発達検査の検査結果から子どもの発達の度合いが示された「発達プロフィール」と「発達年齢」「発達指数」などの数値結果を知ることができます。

検査から分かる「発達プロフィール」と「発達指数」「発達年齢」

発達検査の中でも、乳幼児精神発達診断法では検査項目と月年齢を軸にした「発達プロフィール」が作成されます。発達プロフィールは折れ線グラフのように記され、発達の全般的な遅れや、発達障害の特徴を把握することが可能です。発達障害がある子どもの場合は、一定のプロフィールパターンが見られる傾向があることから、診断の参考に使用されています。

また津守・稲毛式乳幼児精神発達診断法では「発達年齢」が分かります。新版K式発達検査では「発達指数」と「発達年齢」の2つの数値結果が分かります。

「発達指数(Developmental Quotient:DQ)」は認知面・社会性・運動面などのいくつかの観点から発達の度合いを示していて、「発達年齢(Developmental Age:DA)」は、検査を受けた方の精神年齢を示すものです。

のちにADHD(注意欠如・多動性障害)と診断された3歳2カ月の女の子の検査結果の例です。
次女の検査結果は次の通りでした。

(1)「姿勢・運動領域」  発達指数:96(発達年齢:3歳1ヶ月)

(2)「認知・適応領域」  発達指数:101(発達年齢:3歳3ヶ月)

(3)「言語・社会領域」  発達指数:75(発達年齢:2歳5ヶ月)

(4)「全領域」      発達指数:88(発達年齢:2歳10ヶ月)

結果は、検査時点での発達状況を換算した『発達年齢』と、生活年齢と『発達年齢』との比率である『発達指数』で表されます。

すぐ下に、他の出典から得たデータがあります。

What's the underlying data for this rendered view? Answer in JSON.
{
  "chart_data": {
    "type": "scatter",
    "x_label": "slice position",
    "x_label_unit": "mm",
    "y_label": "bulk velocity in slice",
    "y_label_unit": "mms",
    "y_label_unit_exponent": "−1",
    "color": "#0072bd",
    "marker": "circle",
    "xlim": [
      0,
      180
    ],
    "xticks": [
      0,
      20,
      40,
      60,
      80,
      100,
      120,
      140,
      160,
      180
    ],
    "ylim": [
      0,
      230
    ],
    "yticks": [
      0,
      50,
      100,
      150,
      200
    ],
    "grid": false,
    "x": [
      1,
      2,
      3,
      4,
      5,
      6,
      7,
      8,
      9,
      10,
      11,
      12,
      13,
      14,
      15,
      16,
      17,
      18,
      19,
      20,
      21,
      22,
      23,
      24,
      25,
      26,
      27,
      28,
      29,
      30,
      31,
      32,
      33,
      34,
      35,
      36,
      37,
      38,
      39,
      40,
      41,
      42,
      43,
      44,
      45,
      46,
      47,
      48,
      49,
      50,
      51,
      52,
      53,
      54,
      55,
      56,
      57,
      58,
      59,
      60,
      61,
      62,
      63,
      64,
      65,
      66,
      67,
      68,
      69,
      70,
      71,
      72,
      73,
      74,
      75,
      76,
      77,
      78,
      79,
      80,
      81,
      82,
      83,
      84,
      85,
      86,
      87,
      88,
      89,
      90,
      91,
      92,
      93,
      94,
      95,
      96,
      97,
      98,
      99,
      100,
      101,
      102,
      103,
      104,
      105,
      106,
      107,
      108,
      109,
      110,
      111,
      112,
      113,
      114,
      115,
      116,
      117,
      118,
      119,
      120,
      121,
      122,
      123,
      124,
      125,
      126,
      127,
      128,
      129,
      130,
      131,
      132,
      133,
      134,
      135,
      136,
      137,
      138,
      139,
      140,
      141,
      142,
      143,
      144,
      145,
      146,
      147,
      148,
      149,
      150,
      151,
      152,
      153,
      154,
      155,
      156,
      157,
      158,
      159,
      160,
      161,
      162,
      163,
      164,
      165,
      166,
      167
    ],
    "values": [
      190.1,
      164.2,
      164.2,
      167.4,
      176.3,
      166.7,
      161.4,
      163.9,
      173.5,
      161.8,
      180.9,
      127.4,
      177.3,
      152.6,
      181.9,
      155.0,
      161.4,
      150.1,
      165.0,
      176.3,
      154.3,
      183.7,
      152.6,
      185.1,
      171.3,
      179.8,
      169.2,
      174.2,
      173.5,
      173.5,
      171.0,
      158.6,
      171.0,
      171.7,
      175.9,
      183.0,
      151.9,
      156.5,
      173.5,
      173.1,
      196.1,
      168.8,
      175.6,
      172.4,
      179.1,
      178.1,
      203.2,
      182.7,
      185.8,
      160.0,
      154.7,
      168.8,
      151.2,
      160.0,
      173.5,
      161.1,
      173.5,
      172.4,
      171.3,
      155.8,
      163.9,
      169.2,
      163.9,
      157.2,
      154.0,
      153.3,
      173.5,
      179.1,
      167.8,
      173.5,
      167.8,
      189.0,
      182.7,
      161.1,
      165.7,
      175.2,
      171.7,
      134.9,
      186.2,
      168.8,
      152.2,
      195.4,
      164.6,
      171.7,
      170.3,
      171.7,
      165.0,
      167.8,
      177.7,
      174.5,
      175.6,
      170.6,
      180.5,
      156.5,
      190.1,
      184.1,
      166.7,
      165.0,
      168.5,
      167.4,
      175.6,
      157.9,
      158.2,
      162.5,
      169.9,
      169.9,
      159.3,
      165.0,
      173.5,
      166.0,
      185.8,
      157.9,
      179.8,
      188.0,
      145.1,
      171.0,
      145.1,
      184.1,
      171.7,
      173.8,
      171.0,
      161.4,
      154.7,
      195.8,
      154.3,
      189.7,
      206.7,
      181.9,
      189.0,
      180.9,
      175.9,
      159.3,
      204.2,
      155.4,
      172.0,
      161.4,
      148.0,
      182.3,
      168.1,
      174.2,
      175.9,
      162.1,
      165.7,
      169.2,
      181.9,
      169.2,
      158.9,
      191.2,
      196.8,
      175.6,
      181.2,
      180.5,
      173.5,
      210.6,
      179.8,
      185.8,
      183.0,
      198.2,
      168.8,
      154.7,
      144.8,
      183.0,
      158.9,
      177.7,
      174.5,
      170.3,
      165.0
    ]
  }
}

『発達指数』は、その年齢の平均を100で表されますが、実際にはある程度幅があるそうです。
出典:https://h-navi.jp/column/article/729
各項目ごとに発達指数と発達年齢が分かります。しかし、これらの数値が分かっても具体的に家庭や学校などで、どのような配慮や療育、学習を行えばいいのか分かりませんよね。そのような具体的な接し方などを示してくれるのが「検査報告書」です。
発達指数・DQについての定義や、発達指数・DQと知能指数・IQとの違い、検査結果と支援方法まとめ【専門家監修】のタイトル画像

発達指数・DQについての定義や、発達指数・DQと知能指数・IQとの違い、検査結果と支援方法まとめ【専門家監修】

具体的な接し方などを教えてくれる「検査報告書」

発達検査には検査後にやるべきことを示してくれる「検査報告書」というものを受け取ることができます。

「検査報告書」を依頼すると

1. 検査結果の数値
2. 検査結果からいえること
3. 日常生活上配慮していただきたいこと 
などが記載された報告書を作成してもらえます。

子どもに対して、日常的にどのような配慮をしたり、療育支援を行っていくのが良いかの参考となるでしょう。

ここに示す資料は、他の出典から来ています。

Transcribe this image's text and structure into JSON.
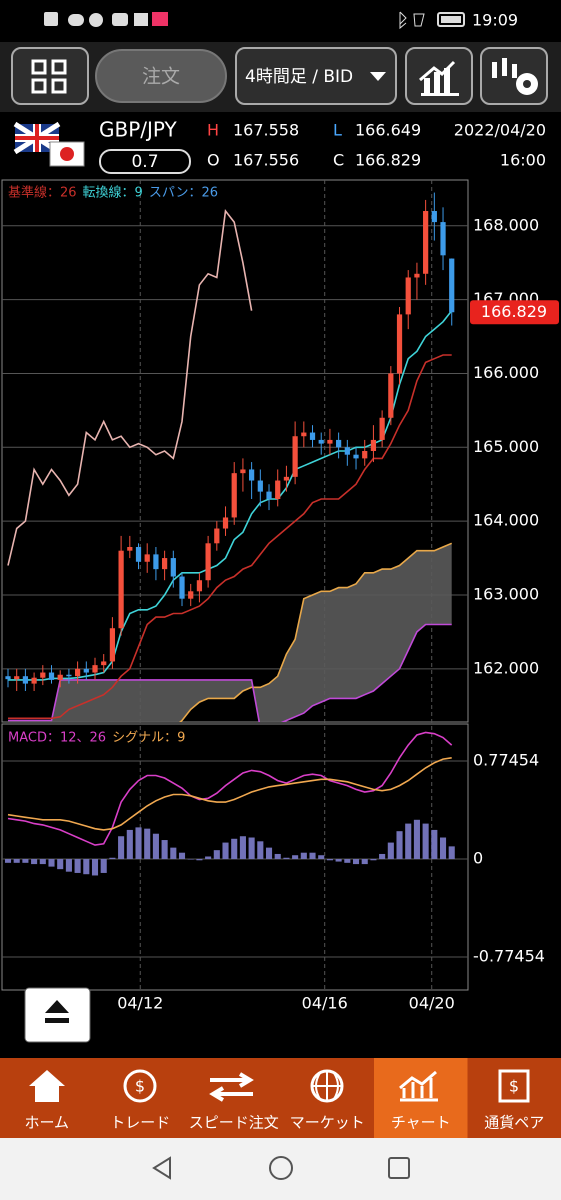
{
  "status_bar": {
    "time": "19:09"
  },
  "toolbar": {
    "order": "注文",
    "timeframe": "4時間足 / BID"
  },
  "header": {
    "pair": "GBP/JPY",
    "spread": "0.7",
    "high_label": "H",
    "high": "167.558",
    "open_label": "O",
    "open": "167.556",
    "low_label": "L",
    "low": "166.649",
    "close_label": "C",
    "close": "166.829",
    "date": "2022/04/20",
    "time": "16:00"
  },
  "chart_data": [
    {
      "type": "candlestick",
      "up_color": "#f4503c",
      "down_color": "#3d9be9",
      "xlim": [
        -0.69,
        52.87
      ],
      "xticks": [
        {
          "value": 15.2,
          "label": "04/12"
        },
        {
          "value": 36.4,
          "label": "04/16"
        },
        {
          "value": 48.7,
          "label": "04/20"
        }
      ],
      "ylim": [
        161.28,
        168.62
      ],
      "yticks": [
        {
          "value": 162,
          "label": "162.000"
        },
        {
          "value": 163,
          "label": "163.000"
        },
        {
          "value": 164,
          "label": "164.000"
        },
        {
          "value": 165,
          "label": "165.000"
        },
        {
          "value": 166,
          "label": "166.000"
        },
        {
          "value": 167,
          "label": "167.000"
        },
        {
          "value": 168,
          "label": "168.000"
        }
      ],
      "grid": true,
      "open": [
        161.9,
        161.86,
        161.9,
        161.8,
        161.88,
        161.95,
        161.85,
        161.92,
        161.9,
        162.0,
        161.95,
        162.05,
        162.1,
        162.55,
        163.6,
        163.65,
        163.45,
        163.55,
        163.35,
        163.5,
        163.25,
        162.95,
        163.05,
        163.2,
        163.7,
        163.9,
        164.05,
        164.65,
        164.7,
        164.55,
        164.4,
        164.3,
        164.55,
        164.6,
        165.15,
        165.2,
        165.1,
        165.05,
        165.1,
        165.0,
        164.9,
        164.85,
        164.95,
        165.1,
        165.4,
        166.0,
        166.8,
        167.3,
        167.35,
        168.2,
        168.05,
        167.556
      ],
      "high": [
        162.0,
        162.0,
        162.0,
        161.95,
        162.05,
        162.05,
        161.98,
        162.0,
        162.1,
        162.1,
        162.15,
        162.2,
        162.7,
        163.8,
        163.8,
        163.7,
        163.7,
        163.65,
        163.6,
        163.6,
        163.3,
        163.15,
        163.3,
        163.8,
        164.0,
        164.2,
        164.8,
        164.85,
        164.8,
        164.7,
        164.5,
        164.7,
        164.75,
        165.35,
        165.35,
        165.3,
        165.2,
        165.25,
        165.2,
        165.1,
        165.0,
        165.1,
        165.3,
        165.5,
        166.1,
        166.9,
        167.4,
        167.5,
        168.35,
        168.45,
        168.25,
        167.558
      ],
      "low": [
        161.75,
        161.7,
        161.7,
        161.7,
        161.78,
        161.8,
        161.75,
        161.8,
        161.8,
        161.85,
        161.85,
        161.95,
        162.0,
        162.45,
        163.5,
        163.35,
        163.3,
        163.2,
        163.2,
        163.1,
        162.85,
        162.85,
        162.9,
        163.1,
        163.6,
        163.8,
        163.95,
        164.4,
        164.3,
        164.2,
        164.15,
        164.2,
        164.4,
        164.5,
        165.0,
        165.0,
        164.9,
        164.9,
        164.85,
        164.75,
        164.7,
        164.75,
        164.8,
        165.0,
        165.3,
        165.85,
        166.6,
        167.0,
        167.2,
        167.8,
        167.4,
        166.649
      ],
      "close": [
        161.86,
        161.9,
        161.8,
        161.88,
        161.95,
        161.85,
        161.92,
        161.9,
        162.0,
        161.95,
        162.05,
        162.1,
        162.55,
        163.6,
        163.65,
        163.45,
        163.55,
        163.35,
        163.5,
        163.25,
        162.95,
        163.05,
        163.2,
        163.7,
        163.9,
        164.05,
        164.65,
        164.7,
        164.55,
        164.4,
        164.3,
        164.55,
        164.6,
        165.15,
        165.2,
        165.1,
        165.05,
        165.1,
        165.0,
        164.9,
        164.85,
        164.95,
        165.1,
        165.4,
        166.0,
        166.8,
        167.3,
        167.35,
        168.2,
        168.05,
        167.6,
        166.829
      ],
      "price_color": "#e8231e",
      "series": [
        {
          "name": "基準線：26",
          "color": "#c8302a",
          "values": [
            161.33,
            161.33,
            161.33,
            161.33,
            161.33,
            161.33,
            161.35,
            161.45,
            161.5,
            161.55,
            161.6,
            161.65,
            161.75,
            161.9,
            162.0,
            162.3,
            162.6,
            162.7,
            162.7,
            162.75,
            162.75,
            162.8,
            162.85,
            162.95,
            163.1,
            163.2,
            163.25,
            163.35,
            163.4,
            163.55,
            163.7,
            163.8,
            163.9,
            164.0,
            164.1,
            164.25,
            164.3,
            164.3,
            164.3,
            164.4,
            164.5,
            164.7,
            164.85,
            164.85,
            165.05,
            165.3,
            165.5,
            165.9,
            166.15,
            166.2,
            166.25,
            166.25
          ]
        },
        {
          "name": "転換線：9",
          "color": "#3fd3d8",
          "values": [
            161.85,
            161.85,
            161.85,
            161.85,
            161.85,
            161.87,
            161.87,
            161.87,
            161.88,
            161.9,
            161.92,
            161.95,
            162.1,
            162.5,
            162.75,
            162.8,
            162.8,
            162.85,
            163.0,
            163.2,
            163.3,
            163.3,
            163.3,
            163.35,
            163.4,
            163.5,
            163.75,
            163.85,
            164.1,
            164.25,
            164.3,
            164.3,
            164.45,
            164.7,
            164.75,
            164.8,
            164.85,
            164.9,
            164.95,
            164.95,
            165.0,
            165.0,
            165.05,
            165.1,
            165.4,
            165.85,
            166.2,
            166.3,
            166.5,
            166.6,
            166.7,
            166.85
          ]
        },
        {
          "name": "スパン：26",
          "color": "#4a9be8",
          "cloud_color": "#5a5a5a",
          "span_a": {
            "color": "#e8a84a",
            "values": [
              161.1,
              161.1,
              161.1,
              161.1,
              161.1,
              161.1,
              161.1,
              161.1,
              161.1,
              161.1,
              161.1,
              161.1,
              161.1,
              161.1,
              161.1,
              161.1,
              161.1,
              161.1,
              161.1,
              161.2,
              161.3,
              161.45,
              161.55,
              161.6,
              161.6,
              161.6,
              161.6,
              161.7,
              161.75,
              161.75,
              161.8,
              161.9,
              162.2,
              162.4,
              162.95,
              163.0,
              163.05,
              163.05,
              163.1,
              163.1,
              163.15,
              163.3,
              163.3,
              163.35,
              163.35,
              163.4,
              163.5,
              163.6,
              163.6,
              163.6,
              163.65,
              163.7
            ]
          },
          "span_b": {
            "color": "#c04ad8",
            "values": [
              161.3,
              161.3,
              161.3,
              161.3,
              161.3,
              161.3,
              161.85,
              161.85,
              161.85,
              161.85,
              161.85,
              161.85,
              161.85,
              161.85,
              161.85,
              161.85,
              161.85,
              161.85,
              161.85,
              161.85,
              161.85,
              161.85,
              161.85,
              161.85,
              161.85,
              161.85,
              161.85,
              161.85,
              161.85,
              161.2,
              161.2,
              161.25,
              161.3,
              161.35,
              161.4,
              161.5,
              161.55,
              161.6,
              161.6,
              161.6,
              161.6,
              161.65,
              161.7,
              161.8,
              161.9,
              162.0,
              162.25,
              162.5,
              162.6,
              162.6,
              162.6,
              162.6
            ]
          },
          "lagging": {
            "color": "#e8b4b0",
            "values": [
              163.4,
              163.9,
              164.0,
              164.7,
              164.5,
              164.7,
              164.55,
              164.35,
              164.5,
              165.2,
              165.1,
              165.35,
              165.1,
              165.15,
              165.0,
              165.05,
              165.0,
              164.9,
              164.95,
              164.85,
              165.35,
              166.5,
              167.2,
              167.35,
              167.3,
              168.2,
              168.05,
              167.5,
              166.85,
              null,
              null,
              null,
              null,
              null,
              null,
              null,
              null,
              null,
              null,
              null,
              null,
              null,
              null,
              null,
              null,
              null,
              null,
              null,
              null,
              null,
              null,
              null
            ]
          }
        }
      ]
    },
    {
      "type": "macd",
      "xlim": [
        -0.69,
        52.87
      ],
      "ylim": [
        -1.035,
        1.067
      ],
      "yticks": [
        0.77454,
        0,
        -0.77454
      ],
      "grid": true,
      "series": [
        {
          "name": "MACD：12、26",
          "color": "#d93fc8",
          "values": [
            0.32,
            0.31,
            0.3,
            0.28,
            0.27,
            0.25,
            0.23,
            0.2,
            0.17,
            0.14,
            0.11,
            0.12,
            0.25,
            0.45,
            0.55,
            0.62,
            0.66,
            0.66,
            0.64,
            0.6,
            0.56,
            0.5,
            0.47,
            0.48,
            0.52,
            0.58,
            0.63,
            0.68,
            0.7,
            0.69,
            0.66,
            0.62,
            0.6,
            0.63,
            0.66,
            0.67,
            0.66,
            0.62,
            0.6,
            0.58,
            0.55,
            0.53,
            0.54,
            0.58,
            0.68,
            0.8,
            0.9,
            0.98,
            1.0,
            0.99,
            0.96,
            0.9
          ]
        },
        {
          "name": "シグナル：9",
          "color": "#f0a850",
          "values": [
            0.35,
            0.34,
            0.33,
            0.32,
            0.31,
            0.31,
            0.31,
            0.3,
            0.28,
            0.26,
            0.24,
            0.23,
            0.24,
            0.27,
            0.32,
            0.37,
            0.42,
            0.46,
            0.49,
            0.51,
            0.51,
            0.5,
            0.48,
            0.46,
            0.45,
            0.45,
            0.47,
            0.5,
            0.53,
            0.55,
            0.57,
            0.58,
            0.59,
            0.6,
            0.61,
            0.62,
            0.63,
            0.63,
            0.62,
            0.61,
            0.59,
            0.57,
            0.55,
            0.54,
            0.55,
            0.58,
            0.62,
            0.67,
            0.72,
            0.76,
            0.79,
            0.8
          ]
        }
      ],
      "histogram": {
        "color": "#7272b8",
        "values": [
          -0.03,
          -0.03,
          -0.03,
          -0.04,
          -0.04,
          -0.06,
          -0.08,
          -0.1,
          -0.11,
          -0.12,
          -0.13,
          -0.11,
          0.01,
          0.18,
          0.23,
          0.25,
          0.24,
          0.2,
          0.15,
          0.09,
          0.05,
          0.0,
          -0.01,
          0.02,
          0.07,
          0.13,
          0.16,
          0.18,
          0.17,
          0.14,
          0.09,
          0.04,
          0.01,
          0.03,
          0.05,
          0.05,
          0.03,
          -0.01,
          -0.02,
          -0.03,
          -0.04,
          -0.04,
          -0.01,
          0.04,
          0.13,
          0.22,
          0.28,
          0.31,
          0.28,
          0.23,
          0.17,
          0.1
        ]
      }
    }
  ],
  "nav": {
    "items": [
      "ホーム",
      "トレード",
      "スピード注文",
      "マーケット",
      "チャート",
      "通貨ペア"
    ]
  }
}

無料で「検査報告書」を発行してくれる機関もありますが、有料で発行している機関もあります。検査形態や「検査報告書」の費用は機関によって異なりますので、詳しくは受診する病院への問い合わせが必要です

「検査報告書」で具体的な記述例

「数値結果」欄は「発達年齢」や「発達指数」の数値が記載されています。

「検査結果から言えること」欄では、発達の遅れの度合いや理由が下記のように詳しく記載されています。
検査者が言った数字を同じ順番で繰り返す課題では、1つの数字を繰り返すことが限界である様子が見られています。
このように、相手からことばのみで働きかけられる状況では、検査者のことばに注目を向けること自体が難しい、または「何が求められているのか」がわからないと考えられます。
出典:http://ninono0412.hatenablog.com/entry/2016/05/16/204742
「日常生活上配慮していただきたいこと」欄も、下記のように記載されています。
大人が見ている物に(次女)さんの注目を向けて貰うのではなく、(次女)さん自身が”今・現在””その時に”目にしているものや耳にしているもの、手に取っているものなどに対して、「◯◯があったね」「◯◯と聞こえるね」というように要点をまとめた簡潔なことばをつけていく。
このように、大人に関心を合わせてもらうのではなく、(次女)さん自身が関心を向けている物に大人が寄り添い、ことばをかけていくことで(次女)さんにとって、把握しやすく、覚えやすい状況となるよう意識していく。